Sobre la superficie geométricamente limitada de la Tierra, constantemente encogidos por el acrecentamiento de su radio de acción, las partículas humanas no sólo se multiplican más cada día, sino que, por reacción a sus mutuos roces, desarrollan en torno a sí, automáticamente, una madeja cada vez más densa de conexiones económicas y sociales. Todavía más: expuesta cada una de ellas, hasta en su centro, las innumerables influencias espirituales emanadas a cada instante del pensamiento, de la voluntad, de las pasiones de todas las demás, se hallan constantemente sometidas interiormente a un régimen forzado de resonancia. Bajo la presión de estos factores que no perdonan, porque dependen de las condiciones más generales y más profundas de la estructura planetaria, ¿no es evidente que una sola dirección permanece abierta al movimiento que nos arrastra: el de una unificación siempre creciente? Especulando sobre el destino terreno del hombre, tenemos por costumbre decir que nada se halla asegurado en gran futuro, por lo que a nosotros concierne, salvo que llegará el día en que el globo se habrá hecho inhabitable. Ahora bien, para quien no se asuste -de mirar, nos espera por delante una segunda cosa, igualmente cierta. Al mismo tiempo que la Tierra envejece, más de prisa se contrae su película viviente. El último día de la Humanidad coincidirá para ella con un máximo de su apretamiento de su enrollamiento sobre sí misma.

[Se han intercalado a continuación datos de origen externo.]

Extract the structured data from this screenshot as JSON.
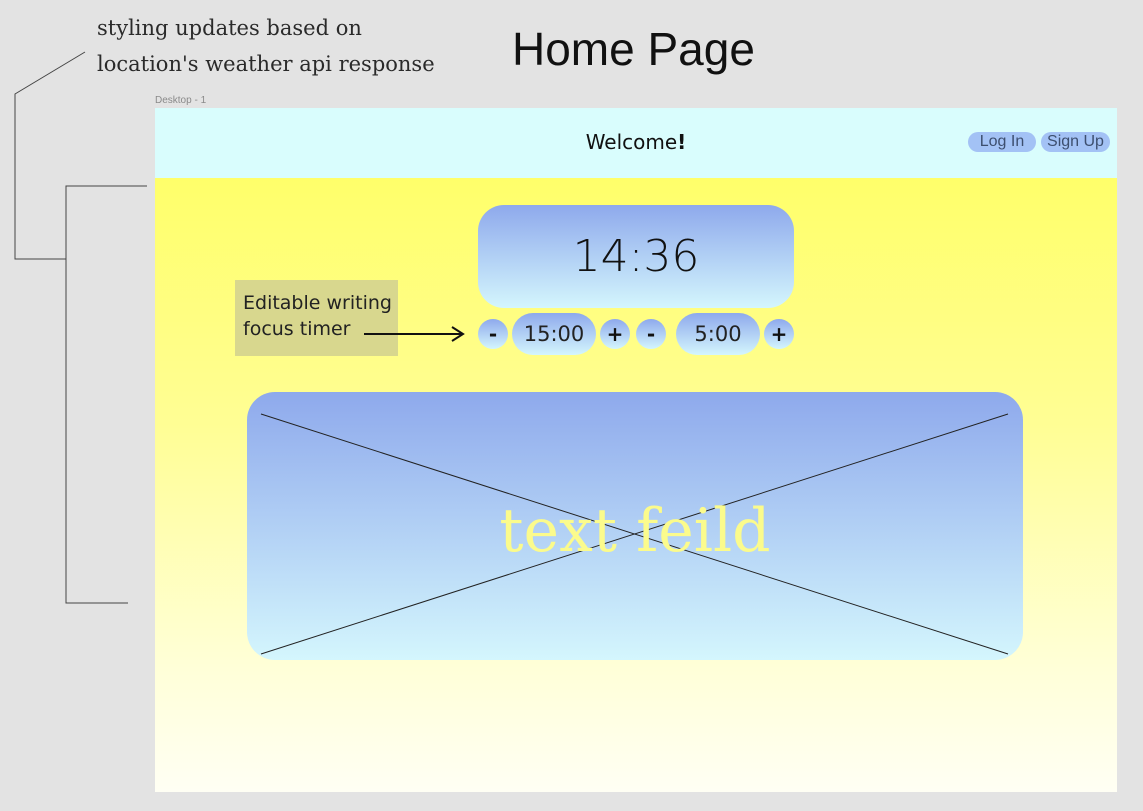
{
  "annotations": {
    "styling_note_line1": "styling updates based on",
    "styling_note_line2": "location's weather api response",
    "page_heading": "Home Page",
    "frame_label": "Desktop - 1",
    "sticky_note_line1": "Editable writing",
    "sticky_note_line2": "focus timer"
  },
  "header": {
    "welcome_text": "Welcome",
    "welcome_emphasis": "!",
    "login_label": "Log In",
    "signup_label": "Sign Up"
  },
  "timer": {
    "current_time": "14:36",
    "focus": {
      "decrement": "-",
      "value": "15:00",
      "increment": "+"
    },
    "break": {
      "decrement": "-",
      "value": "5:00",
      "increment": "+"
    }
  },
  "text_field": {
    "placeholder_label": "text feild"
  },
  "colors": {
    "header_bg": "#d9fdfd",
    "gradient_top": "#ffff6a",
    "gradient_bottom": "#fffff4",
    "widget_gradient_top": "#8ea9ec",
    "widget_gradient_bottom": "#d4f6fd",
    "nav_button": "#a3c2f5",
    "textfield_label": "#fbfb8c",
    "sticky_note": "#d8d78e"
  },
  "icons": {
    "callout": "annotation-bracket-lines",
    "arrow": "right-arrow"
  }
}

Lo sé. Puede ser demasiado sencillo, y es ciertamente peligroso ver por todas partes determinismos en la Historia. Periódicamente se elevan voces autorizadas asegurando que nada fatal se oculta bajo la ascensión de las masas, de la planificación o de la democracia. Estos defensores de la libertad individual tienen razón muchas veces en el detalle o en las modalidades. Pero donde se engañan, o se engañarán, es si en su legítimo espíritu de resistencia a lo que es pasivo y ciego en el Mundo, intentan cerrar sus ojos, y los nuestros, al superdeterminismo general que hace que la Humanidad se recoja irresistiblemente sobre sí misma.
Querámoslo o no, desde los orígenes de la Historia, y mediante todas las fuerzas conjugadas de la materia y del espíritu, nos colectivizamos sin cesar, y cada día más, lentamente o mediante sacudidas. Esto es un hecho. ¡A la Humanidad le es tan imposible no agregarse sobre sí misma, como le es a la inteligencia no profundizar indefinidamente su pensamiento! ... En vez de tratar de negar o minimizar, contra toda evidencia, la realidad de este gran fenómeno, aceptémoslo francamente; mirémoslo de frente; y veamos si, utilizándolo como un fundamento intachable, no podríamos construir sobre él un edificio optimista de alegría y de liberación.
(*) de la nota Un gran acontecimiento que se perfila: la planificación humana. Pekín, 25 de diciembre de 1945. Cahiers du Monde Nouveau, agosto-septiembre 1946.